May I congratulate the 77 women who made the quilt in memory of the 77 women who were detained in Richmond Barracks after the Rising. As a beautiful work of the mind and the hand, the intertwined layers of this quilt symbolise the ongoing conversation between the Irish women of today and those from the past – our living tradition.  I also look forward to the theatre performance by the women of Inchicore, who have entitled their piece "Flames not flowers" in honour of the defiant spirit of the women of the Easter Rising, who sang in unison as they were marched from each of their garrison across Dublin city.

It is indeed greatly uplifting to see so many of our citizens engage creatively with our past, bringing out its resonance with our contemporary concerns and aspirations, and turning it into a wellspring of inspiration for the future. As the philosopher Paul Ricoeur said:

"The past is not only what is bygone – that which has taken place and can no longer be changed – it also lives in the memory thanks to arrows of futurity which have not been fired or whose trajectory has been interrupted. The unfulfilled future of the past forms perhaps the richest part of a tradition."

Arrows and flames – a hundred years on, the energy of the women of 1916 continue to orient our present and illuminate our future.

 

[1] “Even before the Russian Army had women soldiers”, Molony proudly declared, “the Citizen Army had them.”

[2] Bureau of Military History, Witness Statement no.391, Helena Molony.

[3] In her book At Home in the Revolution, Lucy McDiarmid, relates how, according to Geraldine Plunkett Dillon, her sister-in-law, Grace Gifford Plunkett, was also pregnant. McDiarmid describes, too, how Nancy O’Rahilly, wife of the O’Rahilly, who was killed during the fighting, was also pregnant, as was Phyllis Morkan, wife of Volunteer Eamon Morkan, who did not see his baby son until he returned home from Reading Gaol. Sinéad de Valera was pregnant with the future archaeologist Rúaidhrí; and Una Brennan, wife of Robert, was pregnant with the future New Yorker writer Maeve. Both Una Brennan and Phyllis Morkan, although pregnant, were “out” during the Rising.

[4] This scene is recounted in Fearghal McGarry. 2010 [Centenary edition: 2016]. The Rising. Ireland: Easter 1916. Oxford University Press.

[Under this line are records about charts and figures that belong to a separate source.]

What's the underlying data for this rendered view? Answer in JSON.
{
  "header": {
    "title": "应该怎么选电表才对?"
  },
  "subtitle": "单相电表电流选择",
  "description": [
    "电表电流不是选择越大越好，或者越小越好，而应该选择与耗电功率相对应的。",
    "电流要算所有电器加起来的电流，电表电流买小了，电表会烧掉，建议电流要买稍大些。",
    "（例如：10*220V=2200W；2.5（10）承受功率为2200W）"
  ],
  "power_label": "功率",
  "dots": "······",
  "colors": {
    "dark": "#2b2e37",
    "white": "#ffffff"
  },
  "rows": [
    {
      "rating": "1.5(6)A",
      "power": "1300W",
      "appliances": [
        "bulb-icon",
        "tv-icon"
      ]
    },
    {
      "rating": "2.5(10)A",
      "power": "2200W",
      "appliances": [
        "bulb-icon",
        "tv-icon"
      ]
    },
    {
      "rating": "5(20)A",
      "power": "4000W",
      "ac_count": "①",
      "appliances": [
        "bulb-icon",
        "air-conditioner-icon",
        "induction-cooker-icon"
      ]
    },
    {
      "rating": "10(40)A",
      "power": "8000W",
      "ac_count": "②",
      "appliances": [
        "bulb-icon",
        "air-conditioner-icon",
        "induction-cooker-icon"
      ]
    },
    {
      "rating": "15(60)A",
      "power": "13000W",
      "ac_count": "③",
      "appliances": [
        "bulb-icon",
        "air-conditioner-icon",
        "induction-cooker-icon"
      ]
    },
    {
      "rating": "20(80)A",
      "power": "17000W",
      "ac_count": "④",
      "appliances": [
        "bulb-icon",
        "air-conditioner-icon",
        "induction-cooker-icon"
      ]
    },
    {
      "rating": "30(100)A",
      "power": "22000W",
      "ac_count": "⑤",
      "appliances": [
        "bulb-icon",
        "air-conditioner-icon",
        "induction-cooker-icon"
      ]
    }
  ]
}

[5] Cf. Mary McAuliffe. “Equality was a Cornerstone of Proclamation”. Irish Independent 1916 Collection, 4th February 2016.

[6] Leslie Price (Four Courts garrison) organised care for children orphaned by WWII. She became chairman of the Irish Red Cross and then of Gorta. In the late 1950s, she helped set up the Voluntary Health Insurance (VHI) and did great work on behalf of women and those with mental issues. She received the Henri Dunant medal from the International Committee of the Red Cross in 1978. See Liz Gillis. Women of the Irish Revolution 1913-1923. Mercier Press.